El trabajo engrandece al ser humano. ¡Qué gran verdad! Trabajo en Vigo pero vivo en el Val Miñor y los primeros meses decidí acudir al trabajo en transporte público. El autobús que comunica mi casa con el centro de Vigo pasa cada hora, exactamente igual que hace treinta años, recordándome con nostalgia mis años jóvenes.

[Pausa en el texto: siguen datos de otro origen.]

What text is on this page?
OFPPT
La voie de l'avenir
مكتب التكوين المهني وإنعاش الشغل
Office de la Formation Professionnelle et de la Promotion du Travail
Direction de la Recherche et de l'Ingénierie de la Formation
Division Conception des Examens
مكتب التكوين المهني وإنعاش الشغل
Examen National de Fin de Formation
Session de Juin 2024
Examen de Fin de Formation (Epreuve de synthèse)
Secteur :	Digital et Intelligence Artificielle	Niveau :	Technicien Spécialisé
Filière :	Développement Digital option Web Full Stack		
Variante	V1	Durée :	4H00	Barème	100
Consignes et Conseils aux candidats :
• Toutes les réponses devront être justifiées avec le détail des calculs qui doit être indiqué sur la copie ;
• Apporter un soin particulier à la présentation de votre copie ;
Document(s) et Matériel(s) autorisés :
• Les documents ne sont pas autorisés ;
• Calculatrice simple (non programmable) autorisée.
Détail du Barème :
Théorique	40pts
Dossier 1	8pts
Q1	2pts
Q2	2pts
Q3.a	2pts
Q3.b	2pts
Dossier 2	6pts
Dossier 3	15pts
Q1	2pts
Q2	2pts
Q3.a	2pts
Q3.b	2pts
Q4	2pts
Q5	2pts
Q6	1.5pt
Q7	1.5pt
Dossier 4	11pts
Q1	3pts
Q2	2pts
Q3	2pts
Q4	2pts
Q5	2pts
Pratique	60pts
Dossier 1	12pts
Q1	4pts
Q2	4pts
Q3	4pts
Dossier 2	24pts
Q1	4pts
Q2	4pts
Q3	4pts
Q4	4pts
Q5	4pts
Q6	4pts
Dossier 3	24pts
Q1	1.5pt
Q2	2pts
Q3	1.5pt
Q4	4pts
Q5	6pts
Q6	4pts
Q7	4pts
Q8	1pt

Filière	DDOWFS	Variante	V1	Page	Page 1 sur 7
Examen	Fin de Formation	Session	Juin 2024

El autobús tarda 45 minutos o más en llegar a Vigo, con lo que podía disfrutar de un paisaje maravilloso mientras preparaba unas oposiciones; después debía esperar en la calle otros quince minutos para coger otro que me llevase al centro, permitiéndome valorar en profundidad la belleza de la arquitectura urbana y la fluidez del tráfico en hora punta; y otros diez minutos más en el segundo autobús hasta llegar a mi trabajo, tiempo que aprovechaba para corregir los deberes de matemáticas de mi hijo.

El regreso podía alargarse más para poder compaginar transbordos, así que opté por escribir mis memorias, que ya he mandado a una editorial.

Por introducir un enriquecedor cambio en mi vida decidí ir al trabajo en coche. Como llego temprano suelo encontrar sitio para aparcar en la calle, y me dispongo a iniciar una rutinaria jornada laboral, pero menos mal que el Ayuntamiento se solidariza con los trabajadores y nos propone un juego diario para romper la monotonía: cada dos horas me obliga a cambiar el coche de sitio, so pena de multa o cepo, y es la mar de divertido. Salgo con la lengua fuera, desaparco el coche y doy mil vueltas buscando un hueco libre. Cuando lo encuentro (si hay suerte) vuelvo a pagar la ORA y corro al trabajo para encontrarme de bruces con mi jefe, que me recibe sonriente y me dice que se lo pasa bomba conmigo y que, si sigo así, me va a subir el sueldo.

El trabajo me engrandece tanto que los fines de semana me los paso durmiendo, deprimida por la falta de actividad.